These threads are heartbreaking, that is why it breaks your heart. It is still part of the consequence of the first marriage and her infidelity, maybe even he knew he should not have married the first wife, but those choices, have consequences good or bad.
This is why divorce is evil. So many are in the same situation as the OP. there is redemption, but if you live in this life you will be injured by others. That is why Jesus came to begin with. We have options, the Church gave us those.
The whole topic of divorce, single-again, remarriage, and annulments (not necessarily in that order :|) is just painful. there is not much written to help anyone navigate when you have remarried, other than the annulment part. There is no emotional support for doing what is right. It is just HEAVY. All around. But it is a cross, that is the cross you must carry if you are in this situation. Regardless of who caused it. OP has some consequences, as does the ex, and the present “spouse”. It just is heavy, and there is only the guidance of “apply for a decree of nullility”…but since it is legal, you have to prove it. There is zero emotional support though. There is no ministry to assist, so there is a real need. I have felt banished somewhat because of it.

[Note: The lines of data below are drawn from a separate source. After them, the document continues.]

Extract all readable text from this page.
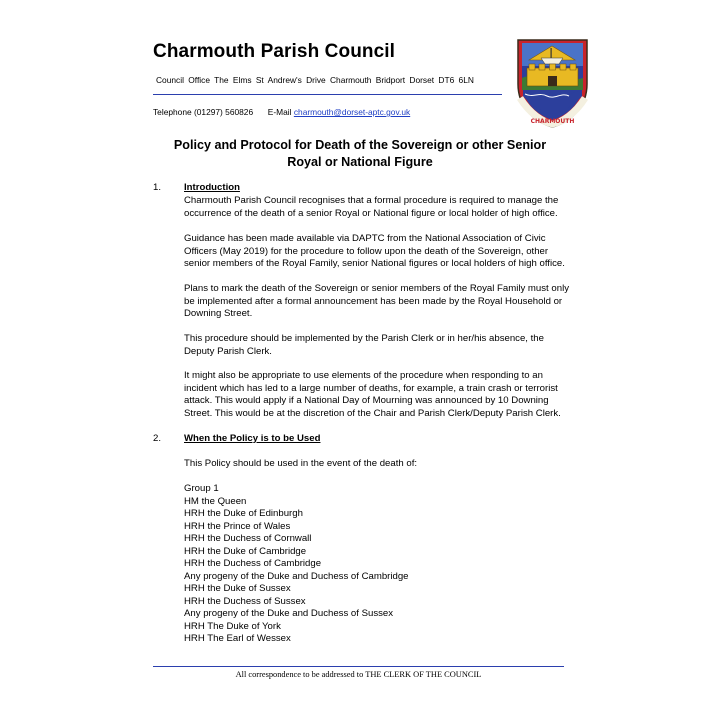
Charmouth Parish Council
Council Office The Elms St Andrew's Drive Charmouth Bridport Dorset DT6 6LN
Telephone (01297) 560826 E-Mail charmouth@dorset-aptc.gov.uk
CHARMOUTH
Policy and Protocol for Death of the Sovereign or other Senior
Royal or National Figure
1. Introduction
Charmouth Parish Council recognises that a formal procedure is required to manage the occurrence of the death of a senior Royal or National figure or local holder of high office.
Guidance has been made available via DAPTC from the National Association of Civic Officers (May 2019) for the procedure to follow upon the death of the Sovereign, other senior members of the Royal Family, senior National figures or local holders of high office.
Plans to mark the death of the Sovereign or senior members of the Royal Family must only be implemented after a formal announcement has been made by the Royal Household or Downing Street.
This procedure should be implemented by the Parish Clerk or in her/his absence, the Deputy Parish Clerk.
It might also be appropriate to use elements of the procedure when responding to an incident which has led to a large number of deaths, for example, a train crash or terrorist attack. This would apply if a National Day of Mourning was announced by 10 Downing Street. This would be at the discretion of the Chair and Parish Clerk/Deputy Parish Clerk.
2. When the Policy is to be Used
This Policy should be used in the event of the death of:
Group 1
HM the Queen
HRH the Duke of Edinburgh
HRH the Prince of Wales
HRH the Duchess of Cornwall
HRH the Duke of Cambridge
HRH the Duchess of Cambridge
Any progeny of the Duke and Duchess of Cambridge
HRH the Duke of Sussex
HRH the Duchess of Sussex
Any progeny of the Duke and Duchess of Sussex
HRH The Duke of York
HRH The Earl of Wessex
All correspondence to be addressed to THE CLERK OF THE COUNCIL
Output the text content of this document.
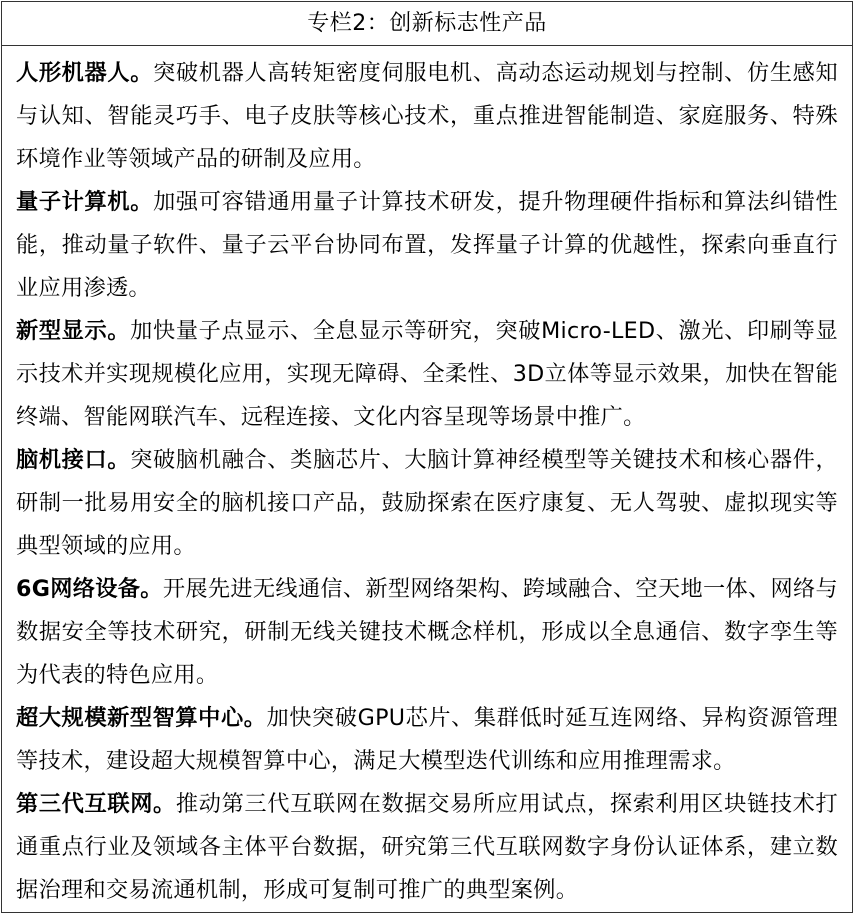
专栏2：创新标志性产品

人形机器人。突破机器人高转矩密度伺服电机、高动态运动规划与控制、仿生感知与认知、智能灵巧手、电子皮肤等核心技术，重点推进智能制造、家庭服务、特殊环境作业等领域产品的研制及应用。

量子计算机。加强可容错通用量子计算技术研发，提升物理硬件指标和算法纠错性能，推动量子软件、量子云平台协同布置，发挥量子计算的优越性，探索向垂直行业应用渗透。

新型显示。加快量子点显示、全息显示等研究，突破Micro-LED、激光、印刷等显示技术并实现规模化应用，实现无障碍、全柔性、3D立体等显示效果，加快在智能终端、智能网联汽车、远程连接、文化内容呈现等场景中推广。

脑机接口。突破脑机融合、类脑芯片、大脑计算神经模型等关键技术和核心器件，研制一批易用安全的脑机接口产品，鼓励探索在医疗康复、无人驾驶、虚拟现实等典型领域的应用。

6G网络设备。开展先进无线通信、新型网络架构、跨域融合、空天地一体、网络与数据安全等技术研究，研制无线关键技术概念样机，形成以全息通信、数字孪生等为代表的特色应用。

超大规模新型智算中心。加快突破GPU芯片、集群低时延互连网络、异构资源管理等技术，建设超大规模智算中心，满足大模型迭代训练和应用推理需求。

第三代互联网。推动第三代互联网在数据交易所应用试点，探索利用区块链技术打通重点行业及领域各主体平台数据，研究第三代互联网数字身份认证体系，建立数据治理和交易流通机制，形成可复制可推广的典型案例。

I live as brother and sister, not by his choice, but I had to make this right because he wouldn’t. So I understand the weight. Try to discern marriage in this situation, with most saying that they see a marriage, when the church says it isn’t one, they say irregular, invalid…people feel bad for the HIM in my situation, and attempt to counsel it as a marriage. When as for now, all it can be is a weird-shaped friendship…if there is at least that. there is always hope.
But the things you can control…your own behavior. Trying for an appeal and proving the marriage was not a real one. Regularizing the new union…
It does feel like rejection, but I think it is more my formation that tells me that. Too much television and gooey “love” what is love? God is Love, and he defines through His church what love is supposed to look like. Pick up a catechism. Look at the book “Love and Responsibility” if it isn’t right via the Church, then…it isn’t right. You can make it right. One way or another. (and the rules apply in other churches they just don’t know it)
I am sorry about this if it makes anyone angry. this guy isn’t alone. The woman at the well comes to mind. Jesus told her about her life. She had been married 5 times and was living with someone. She was told in the Bible and real life “Go and sin no more.” That is what I choose.
I don’t know if this is even helpful, but I think I am glad I got that off my chest.